RNA-Seq Blog Transcriptome Research & Industry News
Single-cell RNA-sequencing (scRNA-seq) technology is a powerful tool to study organism from a single cell perspective and explore the heterogeneity between cells. Clustering is a fundamental step in scRNA-seq data analysis and it is the key to understand cell function and constitutes the basis of other advanced analysis. Nonnegative Matrix Factorization (NMF) has been widely used in clustering analysis of transcriptome data and achieved good performance. However, the existing NMF model is unsupervised and ignores known gene functions in the process of clustering. Knowledges of cell markers genes (genes that only express in specific cells) in human and model organisms have been accumulated a lot, such as the Molecular Signatures Database (MSigDB), which can be used as prior information in the clustering analysis of scRNA-seq data. Because the same kind of cells is likely to have similar biological functions and specific gene expression patterns, the marker genes of cells can be utilized as prior knowledge in the clustering analysis.
Researchers from the People’s Hospital of Longhua District propose a robust and semi-supervised NMF (rssNMF) model, which introduces a new variable to absorb noises of data and incorporates marker genes as prior information into a graph regularization term. They use rssNMF to solve the clustering problem of scRNA-seq data.
An illustration of how to construct the weight matrix Q (C)
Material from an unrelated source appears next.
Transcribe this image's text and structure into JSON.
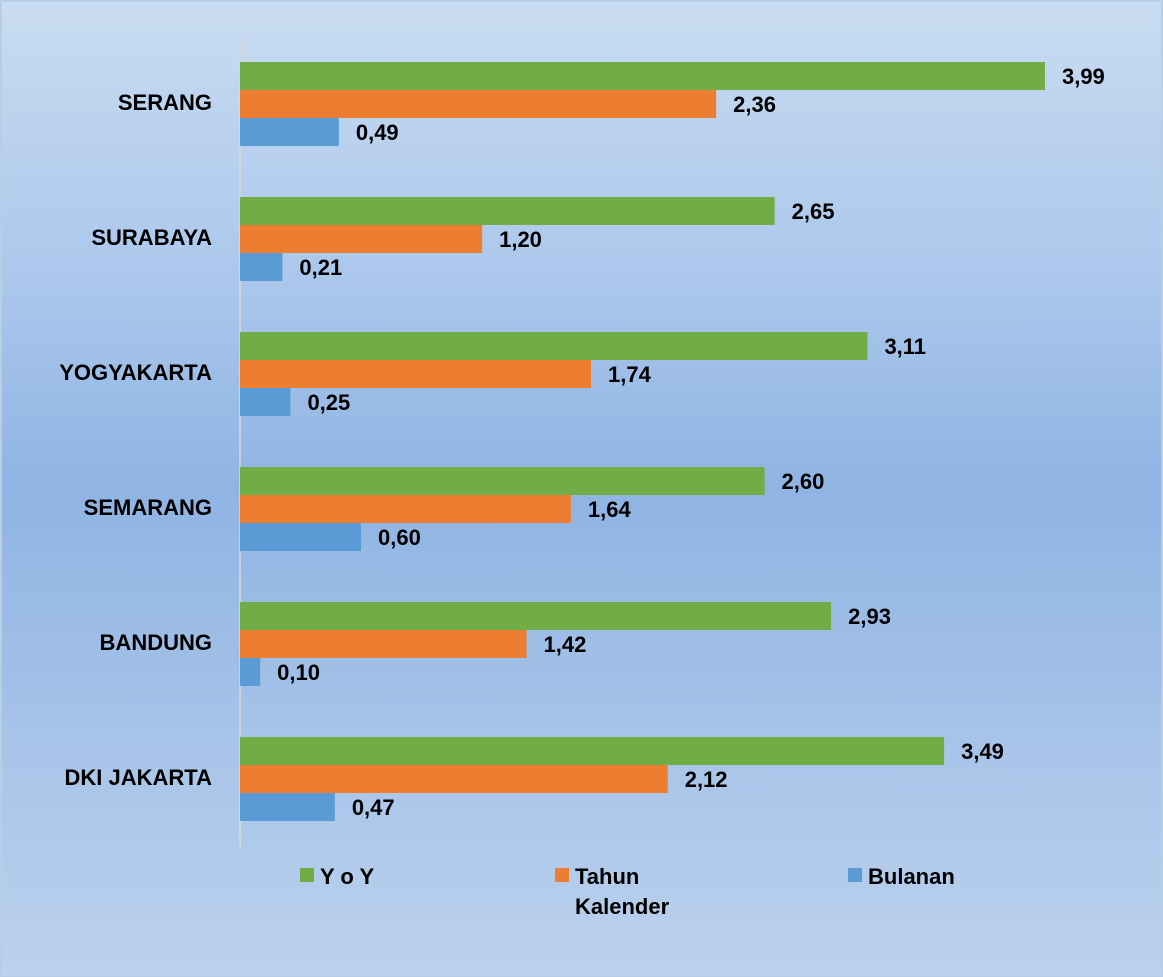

(A) The heatmap is an ideal simulated gene expression matrix X; (B) the heatmap is part of the matrix X that only selects rows of marker genes.
Twelve scRNA-seq datasets with true labels are used to test the model performance and the results illustrate that this model outperforms original NMF and other common methods such as KMeans and Hierarchical Clustering. Biological significance analysis shows that rssNMF can identify key subclasses and latent biological processes.
Availability – R code of NMF and NMF related variants are available as a Supplemental File.